Yes, there’s a tram line in Saarland that essentially crosses half of it. And it’s impossible to confuse it since there’s only one tram line and one tram route in Saarland.

Also I’ve found mentions of three museum lines but looks like only one is functioning: Ottweiler—Schwarzerden line (or Ostertalbahn for short). And I’ve tried it as well. Unlike many other museum lines, this one uses diesel locomotives from the 1960s (but hopefully they’ll manage to rebuild the steam locomotive from the parts they have one day). It was what can be experienced in Ukrainian regional trains—going at about 30km/h while sitting on wooden benches and enjoying looking at the nature outside. At least they boast that they work in any weather (while other museum lines close in Autumn they keep running trains in winter too).
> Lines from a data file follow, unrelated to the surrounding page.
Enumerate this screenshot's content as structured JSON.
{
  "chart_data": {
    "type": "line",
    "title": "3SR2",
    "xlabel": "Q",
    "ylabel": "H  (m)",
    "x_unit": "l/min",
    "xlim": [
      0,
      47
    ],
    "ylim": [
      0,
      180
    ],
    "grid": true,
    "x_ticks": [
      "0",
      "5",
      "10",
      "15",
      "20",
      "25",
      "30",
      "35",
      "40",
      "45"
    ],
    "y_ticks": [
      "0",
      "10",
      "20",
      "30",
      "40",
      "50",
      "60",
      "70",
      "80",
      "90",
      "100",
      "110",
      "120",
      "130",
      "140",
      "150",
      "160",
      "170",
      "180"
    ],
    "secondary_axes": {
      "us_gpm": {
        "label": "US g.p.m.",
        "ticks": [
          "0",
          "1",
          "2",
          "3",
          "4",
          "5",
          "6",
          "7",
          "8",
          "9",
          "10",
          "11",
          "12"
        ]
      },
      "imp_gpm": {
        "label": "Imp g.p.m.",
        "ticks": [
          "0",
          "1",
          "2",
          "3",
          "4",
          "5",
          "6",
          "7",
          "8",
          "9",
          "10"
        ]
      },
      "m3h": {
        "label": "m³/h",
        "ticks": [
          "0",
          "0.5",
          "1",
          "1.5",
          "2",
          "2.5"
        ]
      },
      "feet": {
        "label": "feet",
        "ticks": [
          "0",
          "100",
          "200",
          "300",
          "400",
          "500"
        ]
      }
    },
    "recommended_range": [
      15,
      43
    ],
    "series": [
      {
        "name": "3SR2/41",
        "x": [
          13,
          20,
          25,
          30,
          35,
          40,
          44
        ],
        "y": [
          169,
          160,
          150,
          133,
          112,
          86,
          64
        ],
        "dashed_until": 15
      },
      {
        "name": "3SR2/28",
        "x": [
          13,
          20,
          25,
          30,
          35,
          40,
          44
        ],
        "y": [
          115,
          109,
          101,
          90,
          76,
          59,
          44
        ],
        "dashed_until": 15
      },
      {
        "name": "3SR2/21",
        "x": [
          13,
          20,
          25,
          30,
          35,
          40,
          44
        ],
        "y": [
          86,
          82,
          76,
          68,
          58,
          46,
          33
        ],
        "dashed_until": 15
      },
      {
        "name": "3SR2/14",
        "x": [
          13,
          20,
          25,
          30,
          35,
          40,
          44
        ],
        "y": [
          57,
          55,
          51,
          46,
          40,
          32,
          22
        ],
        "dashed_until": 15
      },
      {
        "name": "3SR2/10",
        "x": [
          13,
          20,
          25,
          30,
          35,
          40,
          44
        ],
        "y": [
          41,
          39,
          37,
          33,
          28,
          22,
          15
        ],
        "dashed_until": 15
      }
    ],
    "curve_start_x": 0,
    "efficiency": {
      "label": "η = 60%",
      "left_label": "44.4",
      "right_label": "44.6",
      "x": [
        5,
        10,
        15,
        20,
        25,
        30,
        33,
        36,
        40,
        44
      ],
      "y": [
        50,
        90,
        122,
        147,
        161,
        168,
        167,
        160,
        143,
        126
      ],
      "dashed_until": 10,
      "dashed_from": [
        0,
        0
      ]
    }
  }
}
There are many weird things there I’d like to talk about but I’ll leave them to the time when I finish travelling on all railways of Rheinland-Pfalz (should be done next year unless they decide not to open Zellertalbahn again) but here are some of them for now.
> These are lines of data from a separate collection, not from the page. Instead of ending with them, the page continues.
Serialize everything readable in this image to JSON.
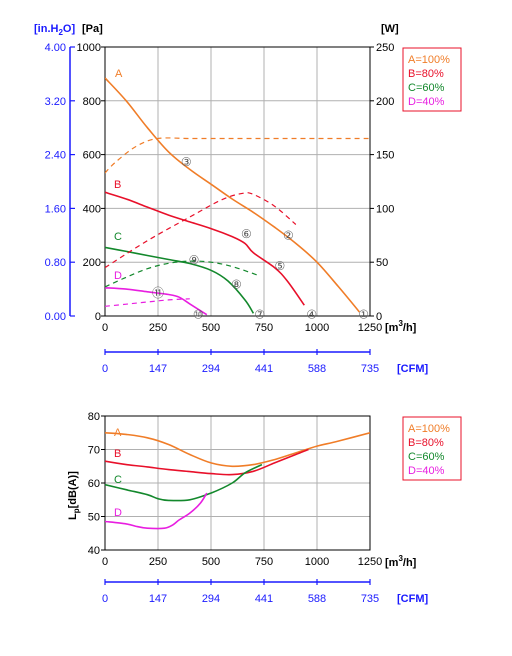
{
  "colors": {
    "A": "#f07d28",
    "B": "#e8102a",
    "C": "#13882c",
    "D": "#e81ee0",
    "axis_blue": "#1a1aff",
    "legend_border": "#e8102a"
  },
  "chart_data": [
    {
      "type": "line",
      "title": "",
      "left_axis_inH2O": {
        "label": "[in.H2O]",
        "ticks": [
          "4.00",
          "3.20",
          "2.40",
          "1.60",
          "0.80",
          "0.00"
        ]
      },
      "left_axis_pa": {
        "label": "[Pa]",
        "ticks": [
          "1000",
          "800",
          "600",
          "400",
          "200",
          "0"
        ],
        "ylim": [
          0,
          1000
        ]
      },
      "right_axis": {
        "label": "[W]",
        "ticks": [
          "250",
          "200",
          "150",
          "100",
          "50",
          "0"
        ],
        "ylim": [
          0,
          250
        ]
      },
      "x_axis": {
        "label": "[m³/h]",
        "ticks": [
          "0",
          "250",
          "500",
          "750",
          "1000",
          "1250"
        ],
        "xlim": [
          0,
          1250
        ]
      },
      "cfm_axis": {
        "label": "[CFM]",
        "ticks": [
          "0",
          "147",
          "294",
          "441",
          "588",
          "735"
        ]
      },
      "grid": true,
      "legend": {
        "position": "top-right",
        "entries": [
          "A=100%",
          "B=80%",
          "C=60%",
          "D=40%"
        ]
      },
      "series": [
        {
          "name": "A",
          "kind": "pressure",
          "x": [
            0,
            100,
            200,
            300,
            400,
            500,
            600,
            700,
            800,
            900,
            1000,
            1100,
            1200
          ],
          "y": [
            885,
            800,
            700,
            610,
            545,
            490,
            435,
            385,
            330,
            270,
            200,
            110,
            15
          ]
        },
        {
          "name": "B",
          "kind": "pressure",
          "x": [
            0,
            100,
            200,
            300,
            400,
            500,
            600,
            660,
            700,
            800,
            860,
            940
          ],
          "y": [
            460,
            435,
            405,
            375,
            350,
            325,
            295,
            270,
            235,
            180,
            130,
            40
          ]
        },
        {
          "name": "C",
          "kind": "pressure",
          "x": [
            0,
            100,
            200,
            300,
            400,
            500,
            580,
            660,
            700
          ],
          "y": [
            255,
            240,
            225,
            210,
            195,
            170,
            130,
            60,
            10
          ]
        },
        {
          "name": "D",
          "kind": "pressure",
          "x": [
            0,
            100,
            200,
            300,
            350,
            400,
            480
          ],
          "y": [
            105,
            100,
            90,
            80,
            70,
            45,
            5
          ]
        },
        {
          "name": "A",
          "kind": "power",
          "x": [
            0,
            50,
            150,
            250,
            400,
            600,
            800,
            1000,
            1250
          ],
          "y": [
            133,
            143,
            158,
            165,
            165,
            165,
            165,
            165,
            165
          ]
        },
        {
          "name": "B",
          "kind": "power",
          "x": [
            0,
            200,
            400,
            550,
            650,
            700,
            800,
            900
          ],
          "y": [
            45,
            70,
            92,
            108,
            114,
            113,
            102,
            85
          ]
        },
        {
          "name": "C",
          "kind": "power",
          "x": [
            0,
            100,
            200,
            300,
            400,
            500,
            600,
            720
          ],
          "y": [
            27,
            36,
            44,
            49,
            51,
            50,
            46,
            38
          ]
        },
        {
          "name": "D",
          "kind": "power",
          "x": [
            0,
            100,
            200,
            300,
            400
          ],
          "y": [
            9,
            11,
            13,
            15,
            16
          ]
        }
      ],
      "curve_labels": [
        "A",
        "B",
        "C",
        "D"
      ],
      "markers": [
        {
          "label": "①",
          "x": 1220,
          "y": 5
        },
        {
          "label": "②",
          "x": 865,
          "y": 300
        },
        {
          "label": "③",
          "x": 383,
          "y": 572
        },
        {
          "label": "④",
          "x": 975,
          "y": 5
        },
        {
          "label": "⑤",
          "x": 825,
          "y": 185
        },
        {
          "label": "⑥",
          "x": 667,
          "y": 305
        },
        {
          "label": "⑦",
          "x": 730,
          "y": 5
        },
        {
          "label": "⑧",
          "x": 620,
          "y": 118
        },
        {
          "label": "⑨",
          "x": 420,
          "y": 208
        },
        {
          "label": "⑩",
          "x": 440,
          "y": 5
        },
        {
          "label": "⑪",
          "x": 250,
          "y": 85
        }
      ]
    },
    {
      "type": "line",
      "title": "",
      "y_axis": {
        "label": "Lp[dB(A)]",
        "ticks": [
          "80",
          "70",
          "60",
          "50",
          "40"
        ],
        "ylim": [
          40,
          80
        ]
      },
      "x_axis": {
        "label": "[m³/h]",
        "ticks": [
          "0",
          "250",
          "500",
          "750",
          "1000",
          "1250"
        ],
        "xlim": [
          0,
          1250
        ]
      },
      "cfm_axis": {
        "label": "[CFM]",
        "ticks": [
          "0",
          "147",
          "294",
          "441",
          "588",
          "735"
        ]
      },
      "grid": true,
      "legend": {
        "position": "top-right",
        "entries": [
          "A=100%",
          "B=80%",
          "C=60%",
          "D=40%"
        ]
      },
      "series": [
        {
          "name": "A",
          "x": [
            0,
            100,
            200,
            300,
            400,
            500,
            600,
            700,
            800,
            900,
            1000,
            1100,
            1250
          ],
          "y": [
            75,
            74.5,
            73.5,
            71.5,
            68.5,
            66,
            65,
            65.5,
            67,
            69,
            71,
            72.5,
            75
          ]
        },
        {
          "name": "B",
          "x": [
            0,
            100,
            200,
            300,
            400,
            500,
            600,
            700,
            800,
            900,
            960
          ],
          "y": [
            66.5,
            65.5,
            64.8,
            64,
            63.4,
            62.8,
            62.5,
            63.5,
            66,
            68.5,
            70
          ]
        },
        {
          "name": "C",
          "x": [
            0,
            100,
            200,
            250,
            300,
            400,
            500,
            600,
            660,
            740
          ],
          "y": [
            59.5,
            58,
            56.5,
            55.3,
            54.8,
            55,
            57,
            60,
            63,
            65.5
          ]
        },
        {
          "name": "D",
          "x": [
            0,
            100,
            150,
            200,
            280,
            320,
            350,
            400,
            450,
            480
          ],
          "y": [
            48.5,
            47.8,
            47,
            46.5,
            46.5,
            47.5,
            49,
            51,
            54,
            57
          ]
        }
      ],
      "curve_labels": [
        "A",
        "B",
        "C",
        "D"
      ]
    }
  ]
}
First, the train service Saarbrücken—Lebach-Jabach. Fischbachtalbahn (Saarbrücken—Wemmetsweiler) and Primstalbahn from Wemmetsweiler to Illingen are electrified (in Illingen only track 41 is electrified, track 51 is not). Then only a bit of track at Lebach is electrified but about fourteen kilometres in-between are not. We had similar situation here with Bruhrainbahn (between Graben-Neudorf and Germersheim) being not electrified so train Karlsruhe—Mainz ran mostly on electrified rails but still had to be a diesel one. At least this was fixed in 2011 by electrifying the missing piece.

Second, it’s the only tram line in Germany I know that has exit directions repeated in French too.
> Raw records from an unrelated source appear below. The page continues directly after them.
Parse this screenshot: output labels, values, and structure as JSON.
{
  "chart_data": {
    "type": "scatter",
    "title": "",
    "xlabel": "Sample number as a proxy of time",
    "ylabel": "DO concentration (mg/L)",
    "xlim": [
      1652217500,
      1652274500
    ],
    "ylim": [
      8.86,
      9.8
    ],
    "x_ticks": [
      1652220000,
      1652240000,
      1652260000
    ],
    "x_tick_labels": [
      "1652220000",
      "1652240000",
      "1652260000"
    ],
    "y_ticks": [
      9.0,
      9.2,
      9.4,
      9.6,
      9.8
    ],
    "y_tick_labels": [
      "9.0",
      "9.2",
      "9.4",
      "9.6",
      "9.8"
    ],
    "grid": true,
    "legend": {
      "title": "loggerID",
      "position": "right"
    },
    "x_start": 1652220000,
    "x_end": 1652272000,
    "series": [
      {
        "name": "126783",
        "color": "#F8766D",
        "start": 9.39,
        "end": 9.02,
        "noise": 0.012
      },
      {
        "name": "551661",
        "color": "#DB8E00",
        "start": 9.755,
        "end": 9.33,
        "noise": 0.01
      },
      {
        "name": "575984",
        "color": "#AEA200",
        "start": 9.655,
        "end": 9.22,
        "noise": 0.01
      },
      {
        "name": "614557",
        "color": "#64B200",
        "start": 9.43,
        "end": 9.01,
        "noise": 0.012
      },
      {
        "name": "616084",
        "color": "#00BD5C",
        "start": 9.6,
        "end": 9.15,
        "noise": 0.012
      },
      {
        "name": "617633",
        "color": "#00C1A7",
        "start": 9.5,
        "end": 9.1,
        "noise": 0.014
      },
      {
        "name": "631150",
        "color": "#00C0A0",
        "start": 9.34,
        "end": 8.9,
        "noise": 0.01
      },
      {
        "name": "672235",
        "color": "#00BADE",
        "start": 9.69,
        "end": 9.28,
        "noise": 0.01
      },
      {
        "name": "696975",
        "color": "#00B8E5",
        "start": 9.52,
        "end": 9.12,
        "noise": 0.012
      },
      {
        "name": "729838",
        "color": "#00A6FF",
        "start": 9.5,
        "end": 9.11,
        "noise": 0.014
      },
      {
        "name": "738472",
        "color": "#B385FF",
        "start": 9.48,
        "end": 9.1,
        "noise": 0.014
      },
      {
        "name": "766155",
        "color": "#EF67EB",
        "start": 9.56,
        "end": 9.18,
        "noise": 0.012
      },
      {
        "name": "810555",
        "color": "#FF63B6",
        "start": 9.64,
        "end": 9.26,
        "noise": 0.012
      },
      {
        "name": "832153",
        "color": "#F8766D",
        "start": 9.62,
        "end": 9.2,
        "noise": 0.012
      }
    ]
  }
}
And third, to make Saarland feel even more like Switzerland, they have the same cryptic booking system: when I bought a ticket from Saargemünd to Lebach it offered me to choose one of three or four possible alternatives—just like buying a rail ticket in Switzerland! Come to think of it, Swiss rail system is exactly like German regional system:

  • Choosing route is the same;
  • German general rail tickets have a whole day of validity (or more for longer distances). German regional tickets are valid for just a couple of hours after purchase—and same in Switzerland (unless it’s some snowy route that might be closed for days);
  • When I bought a ticket from Schaffhausen to Zürich (two different kantons) the ticket also listed zones—like some German regional tickets do;
  • Like with German regional trains, the type does not really matter. It may be S-Bahn, RegioBahn, RegioExpress or InterRegioExpress—the ticket is valid regardless. Same in Switzerland: the same ticket valid for any kind of train and trains change classes during the travel (i.e. train Basel—Chur was labelled as InterCity up to Zürich and InterRegio after that, the difference is only how many intermediate stops it makes);
  • And finally, the famous Swiss train punctuality. Well, it’s a known effect that regional trains have much better punctuality than long-distance ones (and all trains in Switzerland are essentially slow regional trains).

So despite all local jokes about Saarland being very backward place (some even call it “rear end of Germany”) it’s quite European place in some aspects. And remember that it has a real Schengen border (i.e. it borders with Luxembourg where town of Schengen known for some treaty is located).